Матильду он обманул не тогда, когда продавал ей дом. Дом она получила по очень хорошей цене. Но он сказал ей, что бойлер, поставленный за год до того, новый, и, конечно, это было не так. Ремонтируя свои дома, он никогда не пользовался новыми материалами и не ставил новую технику. И вот три года назад в июне, на ужине с танцами в отеле «Валгалла», Матильда сказала:

– У меня бойлер сломался. Пришлось менять.

В это время они не танцевали. Они сидели за круглым столом с какими-то другими людьми, под навесом из воздушных шариков. И пили виски.

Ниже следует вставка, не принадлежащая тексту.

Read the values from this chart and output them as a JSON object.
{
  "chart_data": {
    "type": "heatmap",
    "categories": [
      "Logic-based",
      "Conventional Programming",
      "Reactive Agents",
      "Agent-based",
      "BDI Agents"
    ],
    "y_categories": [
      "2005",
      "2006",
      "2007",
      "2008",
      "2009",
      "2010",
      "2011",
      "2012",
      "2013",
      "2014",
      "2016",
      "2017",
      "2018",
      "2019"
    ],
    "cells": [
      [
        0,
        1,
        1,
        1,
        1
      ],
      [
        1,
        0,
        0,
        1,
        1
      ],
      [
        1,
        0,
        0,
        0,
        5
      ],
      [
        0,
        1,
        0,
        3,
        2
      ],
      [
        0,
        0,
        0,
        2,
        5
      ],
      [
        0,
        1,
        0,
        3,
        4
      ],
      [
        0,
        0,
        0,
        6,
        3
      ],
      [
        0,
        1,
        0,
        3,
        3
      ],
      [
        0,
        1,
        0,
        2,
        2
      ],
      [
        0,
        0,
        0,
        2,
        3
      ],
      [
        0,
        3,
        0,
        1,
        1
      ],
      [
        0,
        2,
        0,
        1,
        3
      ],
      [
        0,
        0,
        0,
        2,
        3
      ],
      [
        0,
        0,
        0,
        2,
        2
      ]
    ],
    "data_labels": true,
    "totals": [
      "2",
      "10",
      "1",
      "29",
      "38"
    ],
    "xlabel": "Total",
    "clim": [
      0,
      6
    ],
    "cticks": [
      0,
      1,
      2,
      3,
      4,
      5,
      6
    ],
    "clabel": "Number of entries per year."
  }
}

– Не должен был бы, – ответил Моррис.

– Не должен, если ты тогда поставил новый, – улыбаясь, сказала Матильда. – Знаешь, что я думаю?

Он смотрел на нее и ждал.

– Я думаю, что нам надо еще потанцевать, а потом еще выпить!

Они стали танцевать. Им всегда было легко танцевать вдвоем, и часто они выкидывали особенные коленца. Но на этот раз Моррису казалось, что тело Матильды тяжелей и неповоротливей обычного – она реагировала запоздало и в то же время преувеличенно. Странно, что ее тело словно протестует, в то время как она улыбается ему, оживленно болтает, движения головы и плеч вроде бы кокетливые. Это тоже было что-то новое – он совершенно не привык к такому с ее стороны. Она год за годом танцевала с ним, погруженная в свои мысли, послушная его движениям, с серьезным лицом. Потом, пропустив несколько рюмок, заговаривала о своих тайных печалях. Печали. Всегда одной и той же – Рон, ее бывший муж. Она надеялась, что он с ней свяжется. Она оставалась в Логане, вернулась в Логан, чтобы Рон мог ее найти. Она надеялась и сомневалась, что он разведется с женой. Он обещал, но она ему не верила. В конце концов от него пришла весть. Он писал, что сейчас в дороге, но напишет снова. И написал. Обещал ее найти. Письма были отправлены из Канады, но все – из разных, дальних городов. Больше от него ничего не было. Она гадала, жив ли он; думала, не нанять ли частного сыщика. Она говорила, что ни с кем это не обсуждает, кроме Морриса. Ее любовь была тайным уродством, которое никому больше не позволялось видеть.